- First Script - Take input csv of words or sentences and generate Anki package, generating translations, synthesized speech, pinyin/zhuyin readings and related words.
- Second Script - Take input csv of words and generate example sentences.
I'm using Microsoft Azure cloud services for translation, transliteration and text-to-speech services, and ChatGPT to generate example sentences or related words.
You will need an Azure Cloud key with both Translation and Speech services deployed:
Translation - https://learn.microsoft.com/en-us/azure/cognitive-services/translator/text-sdk-overview?tabs=python
Speech - https://learn.microsoft.com/en-GB/azure/cognitive-services/speech-service/get-started-text-to-speech?tabs=windows%2Cterminal&pivots=programming-language-python
Both of those offer a free tier which should be plenty for any individual language learner.
ChatGPT functionality is optional and disabled by default. If you want to use it you will need an OpenAI API Key. ChatGPT doesn't have a free tier, but unless you are generating millions of cards it shouldn't become too expensive.
The second script for generating example sentences does work but it isn't much easier than just using the chat.openai.com portal to generate the sentences, and that online portal is free, so I would recommend doing that instead.
ChatGPT API - https://platform.openai.com/docs/api-reference/authentication
Steps to install and run these scripts:
- Ensure you have Python3 installed on your machine. https://www.python.org/downloads/
- Clone the repository and navigate to the downloaded folder.
- Setup a venv virtual python environment.
python -m venv
- Install required packages.
pip install -r requirements.txt
- Create input.csv file and populate with words and sentences.
- Run gencards.py file
python gencards.py
- This should have generated an output.apkg file.
- Open the Anki Desktop program.
- File -> Import -> output.apkg.
With this script you provide an input.csv file containing words, sentences or any combination of the two, and the script will then generate an anki .apkg file which can be imported into Anki.
The Anki package bundles the model for both words and sentences along with the actual note data, meaning that the styling and different cards are all included. Running the script a second time should create a package which is compatiable with the first, so importing it will simply add the new cards to the preexisting deck rather than creating a new deck.
Notice that translations are optional for both words and sentences. You don't need to indicate whether it is a word or sentence.
Since it is a csv file, if the sentence contains a comma you need to surround the sentence with speech marks (") as in line five.
Ensure the file is called input.csv and it is in the same folder as the python script.
You Provide - Mandarin Word, Definition (optional, will be generated if missing)
Generated - Sound, Pinyin/Zhuyin, Related Words (optional, disabled by default)
You Provide - Mandarin Sentence, English Translation (optional, will be generated if missing)
Generated - Sound, Pinyin/Zhuyin
Any words in a sentence which are surrounded with stars (*) will be highlighted in the final cards, along with the associated reading.
Anki apkg file. Import into Anki using File -> Import
Options are found in the config.ini file.
On first time running the program you will be prompted to input the necessary configuration data such as Azure API keys, but the optional configuration options will be set to their default values.
- Azure speech voice(speech_api_voice_name)
- Default(zh-TW-YunJheNeural)
- Can select whichever Microsoft Azure voice you like for text-to-speech synthesis.
- Voice Gallery Here: https://speech.microsoft.com/portal/voicegallery
- Enable ChatGPT Functionality
- Default(false)
- If true, will use ChatGPT to generate related words when creating word cards.
- Use Traditional Mandarin
- Default(false)
- If false, assumes input is simplified, uses this assumption when translating, transliterating and analysing input hanzi.
- If true, assumes input is traditional.
- Reading Format
- Default(pinyin)
- If pinyin, generates word and sentence readings as Pinyin
- If zhuyin, generates word and sentence readings as Zhuyin
With this script you provide an input.csv file containing words, and the script will then try to generate two example sentences for each word.

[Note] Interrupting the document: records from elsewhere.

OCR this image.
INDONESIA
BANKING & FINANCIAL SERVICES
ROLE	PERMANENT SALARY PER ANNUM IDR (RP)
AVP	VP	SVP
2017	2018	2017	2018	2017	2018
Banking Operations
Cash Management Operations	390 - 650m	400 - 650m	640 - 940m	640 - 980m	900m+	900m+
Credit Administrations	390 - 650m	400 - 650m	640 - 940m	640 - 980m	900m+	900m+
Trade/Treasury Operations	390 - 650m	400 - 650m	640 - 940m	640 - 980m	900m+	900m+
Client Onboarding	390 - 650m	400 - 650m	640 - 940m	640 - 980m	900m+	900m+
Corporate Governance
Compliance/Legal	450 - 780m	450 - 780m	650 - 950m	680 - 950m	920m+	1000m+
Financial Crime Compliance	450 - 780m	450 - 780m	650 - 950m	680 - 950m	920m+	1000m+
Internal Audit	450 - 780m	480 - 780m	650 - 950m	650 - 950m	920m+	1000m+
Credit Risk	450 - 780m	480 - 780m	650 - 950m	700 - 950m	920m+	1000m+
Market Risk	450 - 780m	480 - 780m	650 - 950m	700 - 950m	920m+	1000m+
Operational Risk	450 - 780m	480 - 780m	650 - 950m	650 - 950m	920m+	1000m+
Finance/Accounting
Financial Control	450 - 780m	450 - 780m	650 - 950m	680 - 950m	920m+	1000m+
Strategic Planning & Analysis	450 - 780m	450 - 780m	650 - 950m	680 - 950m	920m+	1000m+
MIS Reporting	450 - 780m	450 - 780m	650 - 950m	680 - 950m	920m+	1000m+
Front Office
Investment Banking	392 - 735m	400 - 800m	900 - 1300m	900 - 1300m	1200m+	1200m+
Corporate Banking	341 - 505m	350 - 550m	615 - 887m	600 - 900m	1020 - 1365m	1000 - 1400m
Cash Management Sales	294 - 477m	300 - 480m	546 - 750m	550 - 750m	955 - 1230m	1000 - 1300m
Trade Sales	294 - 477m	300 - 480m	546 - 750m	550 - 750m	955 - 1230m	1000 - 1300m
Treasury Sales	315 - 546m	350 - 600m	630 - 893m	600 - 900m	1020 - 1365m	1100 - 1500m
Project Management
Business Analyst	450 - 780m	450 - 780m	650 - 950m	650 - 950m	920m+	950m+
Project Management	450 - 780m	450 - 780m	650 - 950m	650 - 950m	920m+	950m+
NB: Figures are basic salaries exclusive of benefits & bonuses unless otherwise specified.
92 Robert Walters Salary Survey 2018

Can use the same input.csv file as the main script. Any sentences will simply be ignored.
I say try to generate because it uses ChatGPT, so there's no telling whether it will definitely create two sentences for each word, and whether the sentences it does generate will be in the correct format.
Sometimes it generates more or fewer sentences. Sometimes it numbers those sentences. If it throws any errors or you aren't happy with the sentences try running it again.
Alternatively, just use the same request in the online portal https://chat.openai.com.
The generated sentences are written to the generated_sentences.csv file.
You can see here that ChatGPT decided to ignore the second word (中文) for whatever reason, but it did generate two sentences for 安慰.
This script uses the same config.ini file as the main script. It ignores all of the Anki or Azure related settings, it ignores the is_chatgpt_enabled setting (since there's no reason to use the script without ChatGPT), but it does adhere to the Mandarin related settings.